There were no "best" beers, there never are, just the ones you enjoyed the most. As per usual, my list of beers that fall into that category follows. Remember that I tend to seek out beers I've never tried, which is why you won't see notes on beers like Firestone Walker Sucaba, or Founders Kentucky Breakfast Stout. Those beers are well-known to many, and since craft beer is all about exploration, I prefer to put the spotlight on products that might be new or unfamiliar.
Seeing as how the Jester King line was a little longer than I was willing to endure, I sought my sour beers elsewhere. My destinations, as it turned out, were three breweries based in and around Houston. No Label produced a nice effort called Sour Batch 1: The Cherry Sour, while Saint Arnold unearthed a few bottles of Bishop's Barrel #2. My attention, though, was centered on a battle of the Berliners. Saint Arnold brought along Boiler Room, which presented as more of a classic Berliner Weisse compared to Texian's Charlie Foxtrot, which was an "imperialized" take on the style. Of the two, I would probably lean towards the latter. It's understood that an extreme effervescence comes with the territory in beers of this type, but I found the gentler carbonation of the Texian brew to be preferable. It was even better with a shot of of Torani Raspberry Syrup.
Devout to the stout
What do you get when you take the inspiration behind Bomb! from Prairie Artisan Ales and mix it with that of Evil Twin's Even More Jesus? A collaborative brew called Bible Belt. Given the similar ingredients, this imperial stout aged on coffee, cacao nibs, vanilla beans and chili peppers will draw inevitable comparisons to its Prairie predecessor. Both are great beers, but Bomb! is sweeter with a little more heat on the back end, whereas Bible Belt ratchets up the coffee component and has a darker overall chocolate character. In other words, they are the same but different. So, go ahead...start calling one beer the evil twin of the other.
What's old is new again
While it's not new per se, you may be wondering how Franconia's McKinney Champagne made the list of noteworthy brews. It may have originally debuted last August, but remaining kegs are drinking like a totally different beer. Upon initial release, the beer displayed more of the underlying wheat grain to go along with the wine-like qualities imparted by the yeast. Try it today, though, and the wheat fades into the background while giving way to more robust fruit flavors, as well as a tartness that wasn't as evident before. The verdict? Add this one to the list of beers that get better with age.

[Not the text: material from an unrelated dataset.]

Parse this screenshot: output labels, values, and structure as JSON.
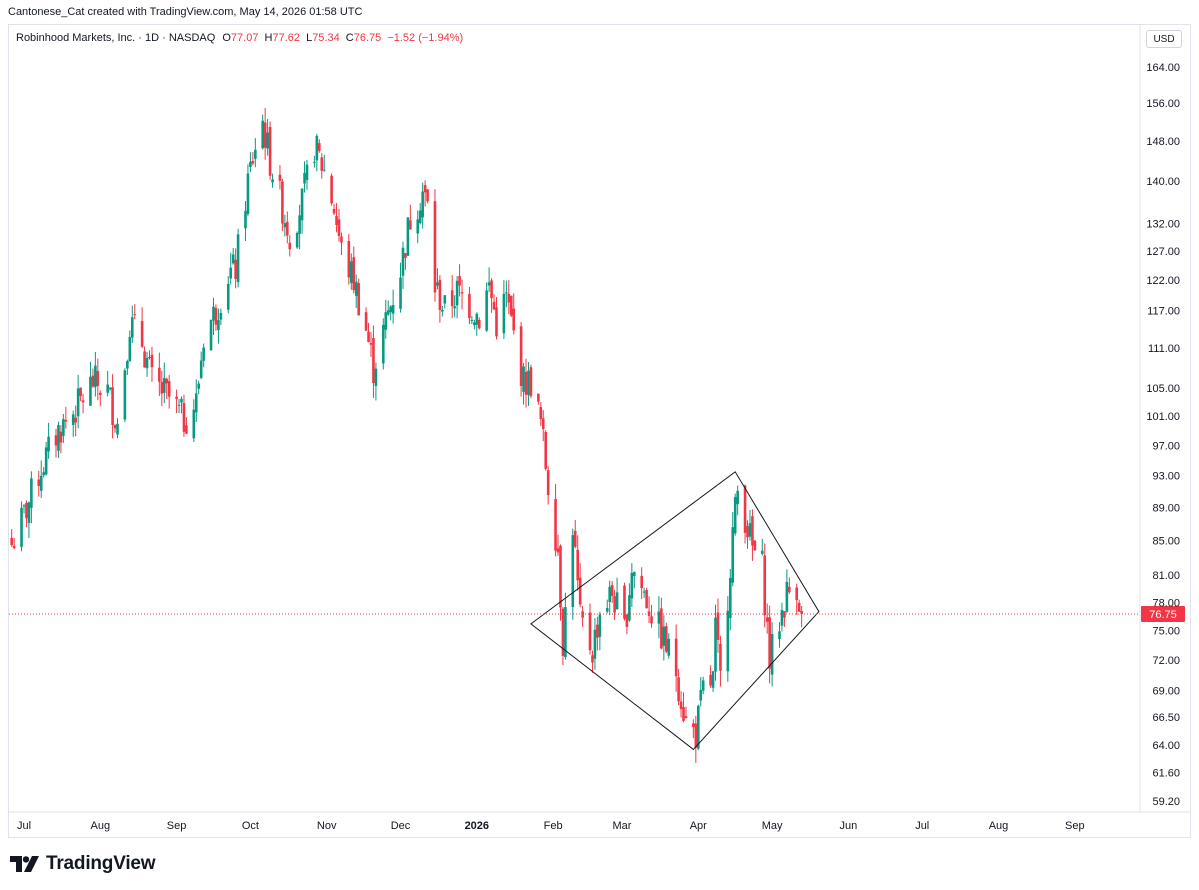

A barrel of this and a barrel of that
I'm always a little leery when a brewery starts changing the source of their spent casks in popular bourbon-barrel brews, but Oskar Blues has yet to disappoint when it comes to its treatments of Ten Fidy. In recent memory, they've rolled out versions aged on bourbon barrels obtained from the Breckenridge Distillery, Four Roses and now Spring 44. Not surprisingly, each spirit has brought different things to the table, and while the Spring 44 version might have been a bit more subtle than the others listed, it was still a tasty addition to an already top-of-the-line brew.
According to North Coast's website, the 2011 Cellar Reserve edition of their Old Stock Ale has been around since November of last year. After trying it, and deciding that it was the beer I enjoyed the most at this year's fest, I'm kicking myself for not loading up on it sooner. Aged in brandy barrels, this beer had layers of depth I couldn't even begin to unravel after a single two-ounce sample. Superficially I noted caramel malt, prominent barrel influence, dark fruit and warming alcohol, but this is a beer to be sipped and savored, and I would need a full pour to give it a proper review.